Junaid Siddique

Personal information
- Full name: Muhammad Junaid Siddique
- Born: 6 December 1992 (age 33) Multan, Punjab, Pakistan
- Batting: Right-handed
- Bowling: Right-arm medium fast
- Role: Bowler

International information
- National side: United Arab Emirates;
- ODI debut (cap 82): 8 December 2019 v United States
- Last ODI: 1 May 2023 v Nepal
- T20I debut (cap 48): 18 October 2019 v Oman
- Last T20I: 3 November 2023 v Nepal

Career statistics
| Competition | ODI | T20I |
| Matches | 38 | 28 |
| Runs scored | 87 | 54 |
| Batting average | 5.89 | 7.71 |
| 100s/50s | 0/0 | 0/0 |
| Top score | 16* | 18 |
| Balls bowled | 1694 | 602 |
| Wickets | 52 | 33 |
| Bowling average | 27.46 | 22.75 |
| 5 wickets in innings | 0 | 0 |
| 10 wickets in match | 0 | 0 |
| Best bowling | 4/23 | 4/12 |
| Catches/stumpings | 4/– | 8/– |
- Source: Cricinfo, 10 June 2023

= Junaid Siddique (United Arab Emirates cricketer) =

Emirati cricketer

Junaid Siddique (born 6 December 1992) is a Pakistani-born cricketer who plays for the United Arab Emirates national cricket team.

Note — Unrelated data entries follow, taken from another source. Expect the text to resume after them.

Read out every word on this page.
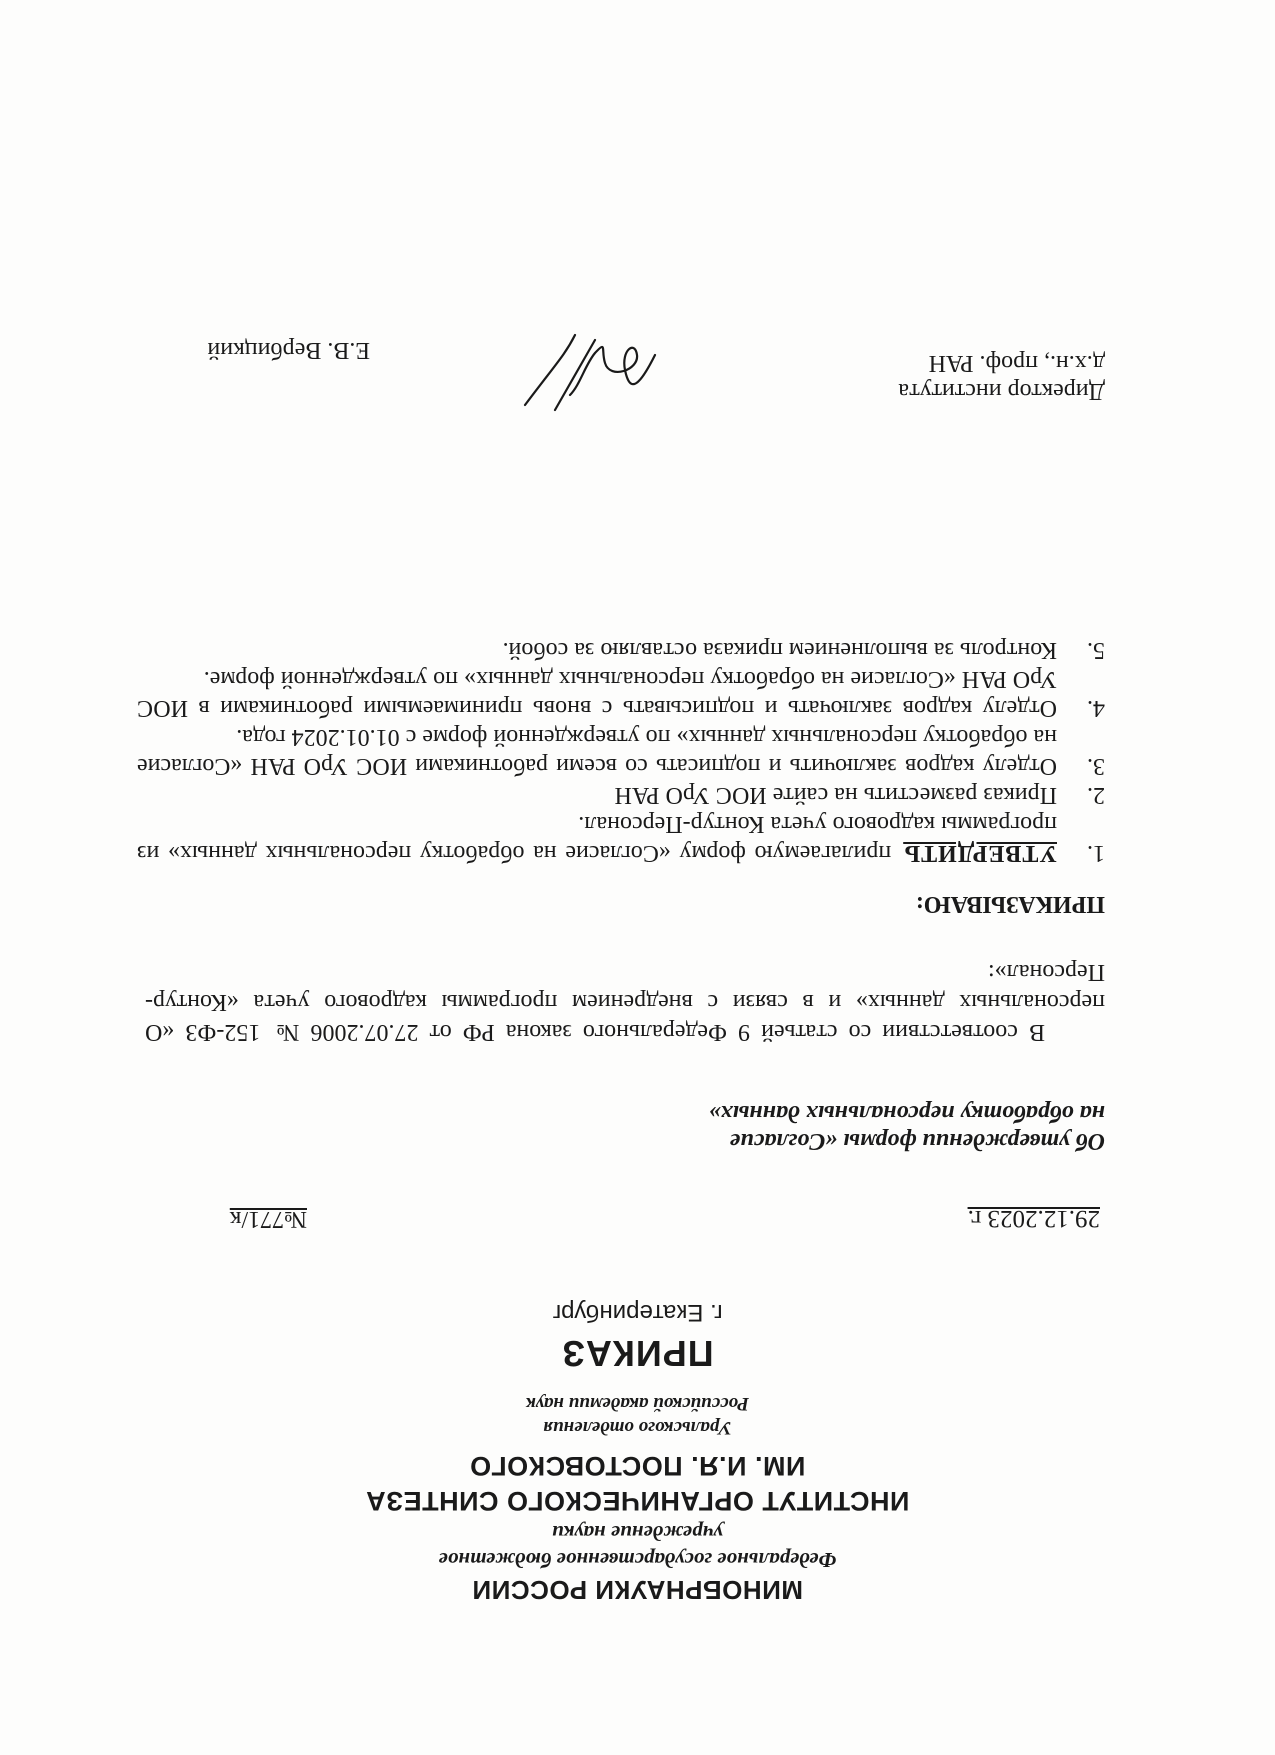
МИНОБРНАУКИ РОССИИ
Федеральное государственное бюджетное
учреждение науки
ИНСТИТУТ ОРГАНИЧЕСКОГО СИНТЕЗА
ИМ. И.Я. ПОСТОВСКОГО
Уральского отделения
Российской академии наук
ПРИКАЗ
г. Екатеринбург
29.12.2023 г.
№771/к
Об утверждении формы «Согласие
на обработку персональных данных»

В соответствии со статьей 9 Федерального закона РФ от 27.07.2006 № 152-ФЗ «О персональных данных» и в связи с внедрением программы кадрового учета «Контур-Персонал»:

ПРИКАЗЫВАЮ:
1.
УТВЕРДИТЬприлагаемую форму «Согласие на обработку персональных данных» из программы кадрового учета Контур-Персонал.
2.
Приказ разместить на сайте ИОС УрО РАН
3.
Отделу кадров заключить и подписать со всеми работниками ИОС УрО РАН «Согласие на обработку персональных данных» по утвержденной форме с 01.01.2024 года.
4.
Отделу кадров заключать и подписывать с вновь принимаемыми работниками в ИОС УрО РАН «Согласие на обработку персональных данных» по утвержденной форме.
5.
Контроль за выполнением приказа оставляю за собой.
Директор института
д.х.н., проф. РАН
Е.В. Вербицкий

Siddique was born in Multan, Pakistan. He moved to the UAE in 2014.

==International career==
In October 2019, he was added to the UAE squad for the 2019 ICC T20 World Cup Qualifier tournament in the UAE. He made his Twenty20 International (T20I) debut for the UAE, against Oman, on 18 October 2019. In December 2019, he was named in the One Day International (ODI) squad for the 2019 United Arab Emirates Tri-Nation Series. He made his ODI debut against the United States on 8 December 2019. In December 2020, Siddique was one of ten cricketers to be awarded a year-long full-time contract by the Emirates Cricket Board.

In January 2026, Siddique was named in UAE's squad for the 2026 T20 World Cup.